Siblings Separated Due To Partition Reunited After 75 Long Years

Update: 2022-09-11 16:00 IST

Siblings Separated Due To Partition Reunited After 75 Long Years

Amarjit Singh, a Sikh from Jalandhar, reunited with his long-lost sister Kulsoom Akhtar, who had been living in Pakistan with their family ever since the partition, in a touching ceremony in Kartarpur in Pakistan's Punjab. The 75-year reunion brought many people to tears as the wheelchair-bound Singh arrived at the Gurdwara Darbar Sahib without giving any thought to his physical limitations.

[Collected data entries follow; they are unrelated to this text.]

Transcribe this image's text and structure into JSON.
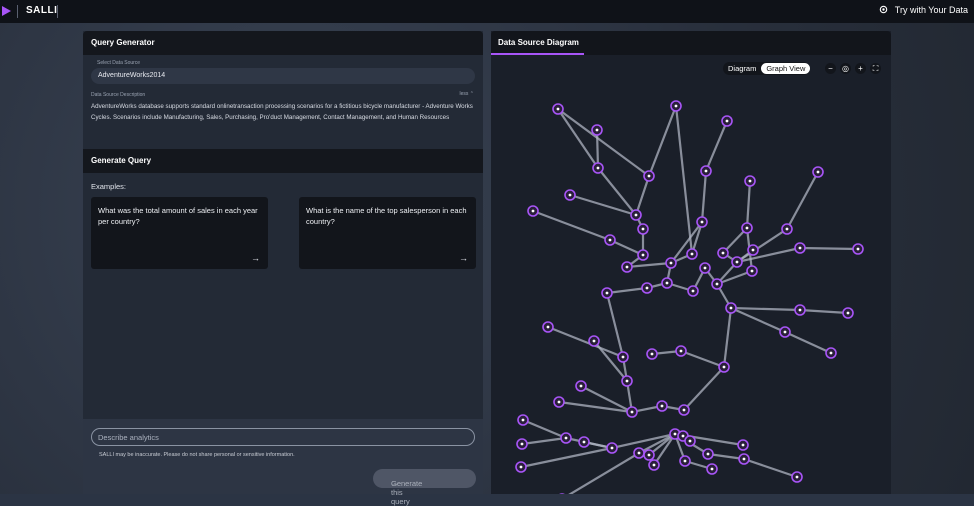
{
  "app": {
    "brand": "SALLI",
    "try_label": "Try with Your Data"
  },
  "query_generator": {
    "title": "Query Generator",
    "select_label": "Select Data Source",
    "selected_source": "AdventureWorks2014",
    "desc_label": "Data Source Description",
    "less_label": "less",
    "description": "AdventureWorks database supports standard onlinetransaction processing scenarios for a fictitious bicycle manufacturer - Adventure Works Cycles. Scenarios include Manufacturing, Sales, Purchasing, Pro'duct Management, Contact Management, and Human Resources"
  },
  "generate_query": {
    "title": "Generate Query",
    "examples_label": "Examples:",
    "examples": [
      {
        "text": "What was the total amount of sales in each year per country?"
      },
      {
        "text": "What is the name of the top salesperson in each country?"
      }
    ],
    "prompt_placeholder": "Describe analytics",
    "disclaimer": "SALLI may be inaccurate. Please do not share personal or sensitive information.",
    "generate_label": "Generate this query"
  },
  "diagram": {
    "title": "Data Source Diagram",
    "view_options": [
      "Diagram",
      "Graph View"
    ],
    "active_view": "Graph View",
    "colors": {
      "accent": "#a855f7",
      "node_fill": "#2a1f3a",
      "edge": "#aeb4c2"
    }
  }
}
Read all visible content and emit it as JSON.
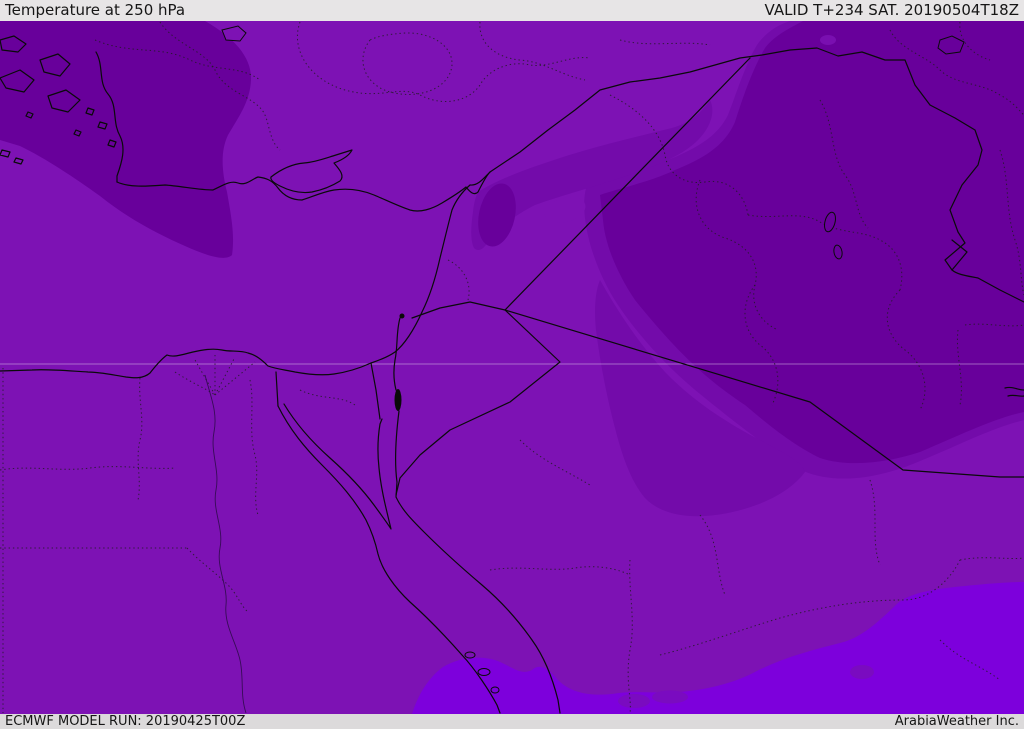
{
  "header": {
    "title": "Temperature at 250 hPa",
    "valid": "VALID T+234 SAT. 20190504T18Z"
  },
  "footer": {
    "model_run": "ECMWF MODEL RUN: 20190425T00Z",
    "brand": "ArabiaWeather Inc."
  },
  "map": {
    "colors": {
      "base": "#7D12B4",
      "band_mid": "#730BAA",
      "band_dark": "#68009B",
      "band_bright": "#7D00DC",
      "oval_in_bright": "#7A0BC0",
      "water": "#0a0a0a"
    }
  }
}
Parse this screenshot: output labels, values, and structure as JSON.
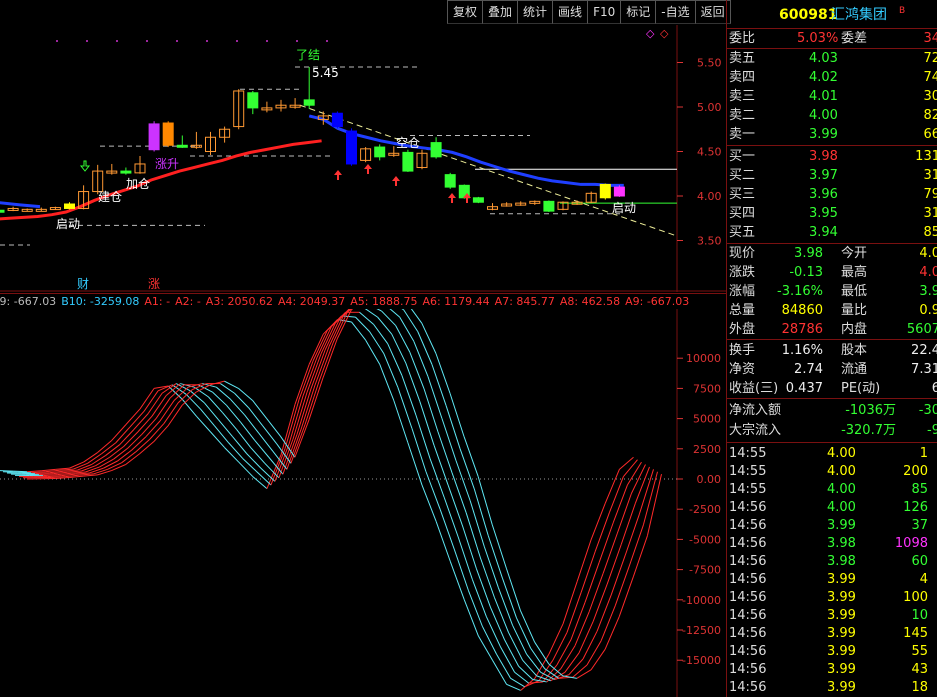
{
  "toolbar": {
    "buttons": [
      "复权",
      "叠加",
      "统计",
      "画线",
      "F10",
      "标记",
      "-自选",
      "返回"
    ]
  },
  "header": {
    "code": "600981",
    "name": "汇鸿集团",
    "badge": "B"
  },
  "quote": {
    "weibi_label": "委比",
    "weibi_value": "5.03%",
    "weicha_label": "委差",
    "weicha_value": "34",
    "asks": [
      {
        "label": "卖五",
        "price": "4.03",
        "vol": "72"
      },
      {
        "label": "卖四",
        "price": "4.02",
        "vol": "74"
      },
      {
        "label": "卖三",
        "price": "4.01",
        "vol": "30"
      },
      {
        "label": "卖二",
        "price": "4.00",
        "vol": "82"
      },
      {
        "label": "卖一",
        "price": "3.99",
        "vol": "66"
      }
    ],
    "bids": [
      {
        "label": "买一",
        "price": "3.98",
        "vol": "131"
      },
      {
        "label": "买二",
        "price": "3.97",
        "vol": "31"
      },
      {
        "label": "买三",
        "price": "3.96",
        "vol": "79"
      },
      {
        "label": "买四",
        "price": "3.95",
        "vol": "31"
      },
      {
        "label": "买五",
        "price": "3.94",
        "vol": "85"
      }
    ],
    "stats": [
      {
        "l1": "现价",
        "v1": "3.98",
        "l2": "今开",
        "v2": "4.0"
      },
      {
        "l1": "涨跌",
        "v1": "-0.13",
        "l2": "最高",
        "v2": "4.0"
      },
      {
        "l1": "涨幅",
        "v1": "-3.16%",
        "l2": "最低",
        "v2": "3.9"
      },
      {
        "l1": "总量",
        "v1": "84860",
        "l2": "量比",
        "v2": "0.9"
      },
      {
        "l1": "外盘",
        "v1": "28786",
        "l2": "内盘",
        "v2": "5607"
      }
    ],
    "stats2": [
      {
        "l1": "换手",
        "v1": "1.16%",
        "l2": "股本",
        "v2": "22.4"
      },
      {
        "l1": "净资",
        "v1": "2.74",
        "l2": "流通",
        "v2": "7.31"
      },
      {
        "l1": "收益(三)",
        "v1": "0.437",
        "l2": "PE(动)",
        "v2": "6"
      }
    ],
    "flows": [
      {
        "label": "净流入额",
        "v1": "-1036万",
        "v2": "-30"
      },
      {
        "label": "大宗流入",
        "v1": "-320.7万",
        "v2": "-9"
      }
    ]
  },
  "ticks": [
    {
      "t": "14:55",
      "p": "4.00",
      "v": "1",
      "c": "yel"
    },
    {
      "t": "14:55",
      "p": "4.00",
      "v": "200",
      "c": "yel"
    },
    {
      "t": "14:55",
      "p": "4.00",
      "v": "85",
      "c": "grn"
    },
    {
      "t": "14:56",
      "p": "4.00",
      "v": "126",
      "c": "grn"
    },
    {
      "t": "14:56",
      "p": "3.99",
      "v": "37",
      "c": "grn"
    },
    {
      "t": "14:56",
      "p": "3.98",
      "v": "1098",
      "c": "mag"
    },
    {
      "t": "14:56",
      "p": "3.98",
      "v": "60",
      "c": "grn"
    },
    {
      "t": "14:56",
      "p": "3.99",
      "v": "4",
      "c": "yel"
    },
    {
      "t": "14:56",
      "p": "3.99",
      "v": "100",
      "c": "yel"
    },
    {
      "t": "14:56",
      "p": "3.99",
      "v": "10",
      "c": "grn"
    },
    {
      "t": "14:56",
      "p": "3.99",
      "v": "145",
      "c": "yel"
    },
    {
      "t": "14:56",
      "p": "3.99",
      "v": "55",
      "c": "yel"
    },
    {
      "t": "14:56",
      "p": "3.99",
      "v": "43",
      "c": "yel"
    },
    {
      "t": "14:56",
      "p": "3.99",
      "v": "18",
      "c": "yel"
    }
  ],
  "price_axis": [
    "5.50",
    "5.00",
    "4.50",
    "4.00",
    "3.50"
  ],
  "indicator_axis": [
    "10000",
    "7500",
    "5000",
    "2500",
    "0.00",
    "-2500",
    "-5000",
    "-7500",
    "-10000",
    "-12500",
    "-15000"
  ],
  "indicator_legend": [
    "A9: -667.03",
    "B10: -3259.08",
    "A1: -",
    "A2: -",
    "A3: 2050.62",
    "A4: 2049.37",
    "A5: 1888.75",
    "A6: 1179.44",
    "A7: 845.77",
    "A8: 462.58",
    "A9: -667.03"
  ],
  "annotations": {
    "liaojie": "了结",
    "peak": "5.45",
    "jiancang": "建仓",
    "jiacang": "加仓",
    "zhangsheng": "涨升",
    "kongcang": "空仓",
    "qidong_left": "启动",
    "qidong_right": "启动",
    "cai": "财",
    "zhang": "涨"
  },
  "colors": {
    "up": "#ff3333",
    "down": "#33ff33",
    "accent": "#ffff00",
    "ma": "#ff2020",
    "ma2": "#1f3fff"
  },
  "candles": [
    {
      "o": 3.84,
      "c": 3.82,
      "h": 3.86,
      "l": 3.8
    },
    {
      "o": 3.84,
      "c": 3.86,
      "h": 3.88,
      "l": 3.83
    },
    {
      "o": 3.85,
      "c": 3.85,
      "h": 3.86,
      "l": 3.83
    },
    {
      "o": 3.85,
      "c": 3.85,
      "h": 3.87,
      "l": 3.83
    },
    {
      "o": 3.87,
      "c": 3.87,
      "h": 3.88,
      "l": 3.85
    },
    {
      "o": 3.91,
      "c": 3.86,
      "h": 3.93,
      "l": 3.85
    },
    {
      "o": 3.86,
      "c": 4.05,
      "h": 4.12,
      "l": 3.85
    },
    {
      "o": 4.05,
      "c": 4.28,
      "h": 4.35,
      "l": 4.02
    },
    {
      "o": 4.26,
      "c": 4.28,
      "h": 4.36,
      "l": 4.24
    },
    {
      "o": 4.28,
      "c": 4.27,
      "h": 4.32,
      "l": 4.24
    },
    {
      "o": 4.26,
      "c": 4.36,
      "h": 4.45,
      "l": 4.25
    },
    {
      "o": 4.52,
      "c": 4.81,
      "h": 4.84,
      "l": 4.5
    },
    {
      "o": 4.82,
      "c": 4.57,
      "h": 4.84,
      "l": 4.55
    },
    {
      "o": 4.57,
      "c": 4.56,
      "h": 4.68,
      "l": 4.54
    },
    {
      "o": 4.56,
      "c": 4.57,
      "h": 4.72,
      "l": 4.53
    },
    {
      "o": 4.5,
      "c": 4.66,
      "h": 4.72,
      "l": 4.46
    },
    {
      "o": 4.66,
      "c": 4.75,
      "h": 4.78,
      "l": 4.6
    },
    {
      "o": 4.78,
      "c": 5.18,
      "h": 5.2,
      "l": 4.75
    },
    {
      "o": 5.16,
      "c": 4.99,
      "h": 5.18,
      "l": 4.92
    },
    {
      "o": 4.98,
      "c": 4.99,
      "h": 5.06,
      "l": 4.94
    },
    {
      "o": 4.99,
      "c": 5.02,
      "h": 5.08,
      "l": 4.95
    },
    {
      "o": 5.02,
      "c": 5.02,
      "h": 5.1,
      "l": 4.98
    },
    {
      "o": 5.08,
      "c": 5.02,
      "h": 5.45,
      "l": 4.98
    },
    {
      "o": 4.86,
      "c": 4.9,
      "h": 4.95,
      "l": 4.8
    },
    {
      "o": 4.93,
      "c": 4.78,
      "h": 4.95,
      "l": 4.76
    },
    {
      "o": 4.73,
      "c": 4.36,
      "h": 4.76,
      "l": 4.34
    },
    {
      "o": 4.4,
      "c": 4.53,
      "h": 4.55,
      "l": 4.38
    },
    {
      "o": 4.55,
      "c": 4.44,
      "h": 4.58,
      "l": 4.4
    },
    {
      "o": 4.46,
      "c": 4.48,
      "h": 4.56,
      "l": 4.44
    },
    {
      "o": 4.49,
      "c": 4.28,
      "h": 4.52,
      "l": 4.27
    },
    {
      "o": 4.32,
      "c": 4.48,
      "h": 4.52,
      "l": 4.3
    },
    {
      "o": 4.6,
      "c": 4.44,
      "h": 4.66,
      "l": 4.42
    },
    {
      "o": 4.24,
      "c": 4.1,
      "h": 4.26,
      "l": 4.08
    },
    {
      "o": 4.12,
      "c": 3.98,
      "h": 4.13,
      "l": 3.97
    },
    {
      "o": 3.98,
      "c": 3.93,
      "h": 3.99,
      "l": 3.92
    },
    {
      "o": 3.85,
      "c": 3.88,
      "h": 3.92,
      "l": 3.84
    },
    {
      "o": 3.91,
      "c": 3.91,
      "h": 3.93,
      "l": 3.88
    },
    {
      "o": 3.92,
      "c": 3.92,
      "h": 3.94,
      "l": 3.89
    },
    {
      "o": 3.94,
      "c": 3.94,
      "h": 3.95,
      "l": 3.9
    },
    {
      "o": 3.94,
      "c": 3.83,
      "h": 3.95,
      "l": 3.82
    },
    {
      "o": 3.85,
      "c": 3.93,
      "h": 3.94,
      "l": 3.84
    },
    {
      "o": 3.92,
      "c": 3.93,
      "h": 3.95,
      "l": 3.9
    },
    {
      "o": 3.93,
      "c": 4.03,
      "h": 4.05,
      "l": 3.92
    },
    {
      "o": 3.98,
      "c": 4.13,
      "h": 4.14,
      "l": 3.96
    },
    {
      "o": 4.0,
      "c": 4.1,
      "h": 4.12,
      "l": 3.99
    }
  ],
  "ma_red": [
    3.74,
    3.75,
    3.76,
    3.77,
    3.79,
    3.82,
    3.88,
    3.95,
    4.01,
    4.06,
    4.11,
    4.18,
    4.23,
    4.28,
    4.32,
    4.36,
    4.4,
    4.45,
    4.49,
    4.52,
    4.55,
    4.58,
    4.6,
    4.62
  ],
  "ma_blue": [
    4.9,
    4.86,
    4.76,
    4.7,
    4.66,
    4.62,
    4.59,
    4.56,
    4.54,
    4.52,
    4.49,
    4.44,
    4.38,
    4.33,
    4.28,
    4.24,
    4.2,
    4.17,
    4.15,
    4.13,
    4.13,
    4.12,
    4.12
  ],
  "indicator_series": [
    [
      700,
      650,
      600,
      680,
      800,
      900,
      1400,
      2200,
      3200,
      4500,
      5800,
      7500,
      7700,
      6600,
      5200,
      3900,
      2600,
      1400,
      200,
      -800,
      2000,
      6200,
      9500,
      12000,
      13200,
      13000,
      11500,
      9500,
      6500,
      3000,
      -500,
      -3500,
      -6800,
      -10000,
      -13000,
      -15000,
      -17000,
      -17500,
      -16500,
      -14500,
      -12000,
      -8500,
      -5000,
      -2000,
      800,
      1800
    ],
    [
      600,
      560,
      520,
      600,
      720,
      820,
      1300,
      2100,
      3000,
      4300,
      5600,
      7300,
      7800,
      7000,
      5800,
      4400,
      3000,
      1700,
      600,
      -500,
      2500,
      6600,
      9800,
      12300,
      13500,
      13400,
      12200,
      10400,
      7600,
      4200,
      600,
      -2500,
      -5800,
      -9200,
      -12200,
      -14500,
      -16500,
      -17200,
      -16700,
      -15000,
      -12700,
      -9400,
      -6000,
      -2800,
      200,
      1600
    ],
    [
      500,
      470,
      440,
      520,
      640,
      740,
      1200,
      1950,
      2850,
      4100,
      5400,
      7100,
      7900,
      7300,
      6300,
      4900,
      3500,
      2100,
      900,
      -200,
      2900,
      6900,
      10100,
      12600,
      13800,
      13800,
      12800,
      11200,
      8600,
      5300,
      1700,
      -1500,
      -4800,
      -8300,
      -11400,
      -13900,
      -16000,
      -16900,
      -16800,
      -15400,
      -13300,
      -10200,
      -6900,
      -3600,
      -500,
      1400
    ],
    [
      400,
      380,
      360,
      440,
      560,
      660,
      1100,
      1800,
      2700,
      3900,
      5200,
      6900,
      7900,
      7600,
      6800,
      5500,
      4100,
      2600,
      1300,
      100,
      3300,
      7200,
      10400,
      12900,
      14100,
      14200,
      13400,
      12000,
      9600,
      6400,
      2800,
      -500,
      -3800,
      -7400,
      -10600,
      -13300,
      -15500,
      -16600,
      -16800,
      -15700,
      -13800,
      -11000,
      -7800,
      -4500,
      -1200,
      1200
    ],
    [
      300,
      290,
      280,
      360,
      480,
      580,
      1000,
      1650,
      2550,
      3700,
      5000,
      6700,
      7800,
      7800,
      7200,
      6100,
      4700,
      3200,
      1800,
      400,
      3700,
      7500,
      10700,
      13200,
      14400,
      14500,
      13900,
      12700,
      10500,
      7500,
      3900,
      500,
      -2800,
      -6500,
      -9800,
      -12700,
      -15000,
      -16300,
      -16700,
      -16000,
      -14400,
      -11800,
      -8700,
      -5400,
      -2000,
      1000
    ],
    [
      200,
      200,
      200,
      280,
      400,
      500,
      900,
      1500,
      2400,
      3500,
      4800,
      6500,
      7600,
      7900,
      7600,
      6600,
      5300,
      3800,
      2300,
      800,
      4100,
      7800,
      11000,
      13500,
      14600,
      14800,
      14400,
      13400,
      11400,
      8500,
      5000,
      1500,
      -1800,
      -5600,
      -9000,
      -12100,
      -14500,
      -16000,
      -16600,
      -16200,
      -14900,
      -12600,
      -9600,
      -6300,
      -2900,
      800
    ],
    [
      100,
      110,
      120,
      200,
      320,
      420,
      800,
      1350,
      2250,
      3300,
      4600,
      6300,
      7400,
      7900,
      7900,
      7100,
      5900,
      4400,
      2900,
      1300,
      4500,
      8100,
      11300,
      13800,
      14800,
      15000,
      14800,
      14000,
      12200,
      9500,
      6100,
      2500,
      -800,
      -4700,
      -8200,
      -11500,
      -14000,
      -15700,
      -16500,
      -16400,
      -15400,
      -13400,
      -10500,
      -7200,
      -3800,
      600
    ],
    [
      0,
      20,
      40,
      120,
      240,
      340,
      700,
      1200,
      2100,
      3100,
      4400,
      6100,
      7200,
      7800,
      8100,
      7500,
      6500,
      5000,
      3500,
      1800,
      4900,
      8400,
      11600,
      14000,
      15000,
      15200,
      15100,
      14500,
      12900,
      10400,
      7100,
      3500,
      200,
      -3800,
      -7400,
      -10900,
      -13500,
      -15300,
      -16300,
      -16500,
      -15800,
      -14100,
      -11400,
      -8100,
      -4700,
      400
    ]
  ]
}
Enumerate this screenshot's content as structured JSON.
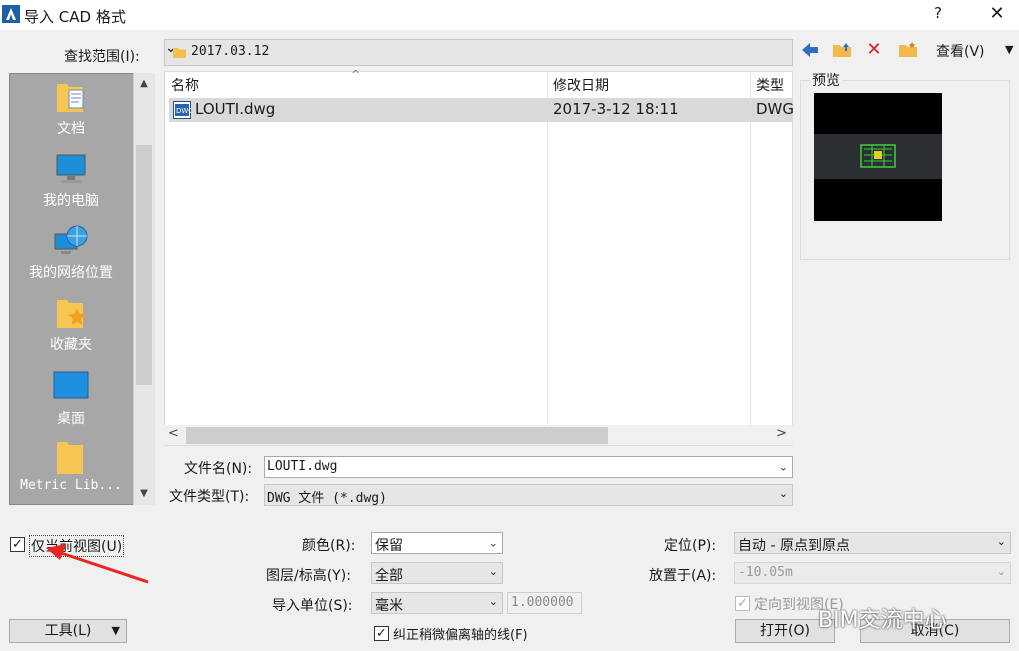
{
  "window": {
    "title": "导入 CAD 格式",
    "help": "?",
    "close": "✕"
  },
  "lookin": {
    "label": "查找范围(I):",
    "value": "2017.03.12"
  },
  "toolbar": {
    "view_label": "查看(V)"
  },
  "places": [
    {
      "label": "文档",
      "icon": "documents-folder-icon"
    },
    {
      "label": "我的电脑",
      "icon": "computer-icon"
    },
    {
      "label": "我的网络位置",
      "icon": "network-globe-icon"
    },
    {
      "label": "收藏夹",
      "icon": "favorites-folder-icon"
    },
    {
      "label": "桌面",
      "icon": "desktop-icon"
    },
    {
      "label": "Metric Lib...",
      "icon": "folder-icon"
    }
  ],
  "filelist": {
    "columns": [
      "名称",
      "修改日期",
      "类型"
    ],
    "rows": [
      {
        "name": "LOUTI.dwg",
        "date": "2017-3-12 18:11",
        "type": "DWG"
      }
    ]
  },
  "filename": {
    "label": "文件名(N):",
    "value": "LOUTI.dwg"
  },
  "filetype": {
    "label": "文件类型(T):",
    "value": "DWG 文件 (*.dwg)"
  },
  "preview": {
    "label": "预览"
  },
  "options": {
    "current_view": "仅当前视图(U)",
    "color_label": "颜色(R):",
    "color_value": "保留",
    "layers_label": "图层/标高(Y):",
    "layers_value": "全部",
    "units_label": "导入单位(S):",
    "units_value": "毫米",
    "units_factor": "1.000000",
    "correct_lines": "纠正稍微偏离轴的线(F)",
    "position_label": "定位(P):",
    "position_value": "自动 - 原点到原点",
    "place_label": "放置于(A):",
    "place_value": "-10.05m",
    "orient": "定向到视图(E)"
  },
  "buttons": {
    "tools": "工具(L)",
    "open": "打开(O)",
    "cancel": "取消(C)"
  },
  "watermark": "BIM交流中心"
}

The Kartarpur Corridor assisted in the reuniting of families split up by the partition numerous times earlier as well. Stories of blood relatives finding each other continue to span all frontiers in this corridor.
While his Muslim parents left Jalandhar for Pakistan during the partition, Singh and his sisters remained in India. Kulsoom was only aware of her siblings through the tales her mother would tell her because she was born to their parents after they had relocated to Pakistan. The family expanded, but the gap created by her deceased siblings persisted for about 75 years. Kulsoom remembered how every time her mother spoke of her lost children, it always brought tears to her eyes. They never once dared to hope that they would be able to get together again in this way years later.
It was made possible by Sardar Dara Singh, a friend of her father's who had travelled to Pakistan from India to visit their family. Kulsoom's mother gave him the address of the village they used to live in and told him tales about the son and daughter she left behind in Jalandhar during his trips.
When Dara Singh went back to India, he went to the residence and was able to find Amarjit Singh. He learned that his sister had passed several years earlier and that Amarjit had been adopted by a Sikh family in 1947.
Dara Singh contacted Kulsoom after finding him and told her about her brother. They had a WhatsApp conversation and arranged to meet up at the border.
They both have health issues brought on by ageing, but despite this, the brother and sister travelled great distances to be together. Singh had obtained a visa to cross the border at Attari-Wagah, and his sister arrived at the corridor from Faisalabad.
They sobbed and embraced it upon seeing one another after 75 years. He was beyond thrilled that the reunion had finally taken place when Kulsoom introduced him to her son Shahzad Ahmed and other family members.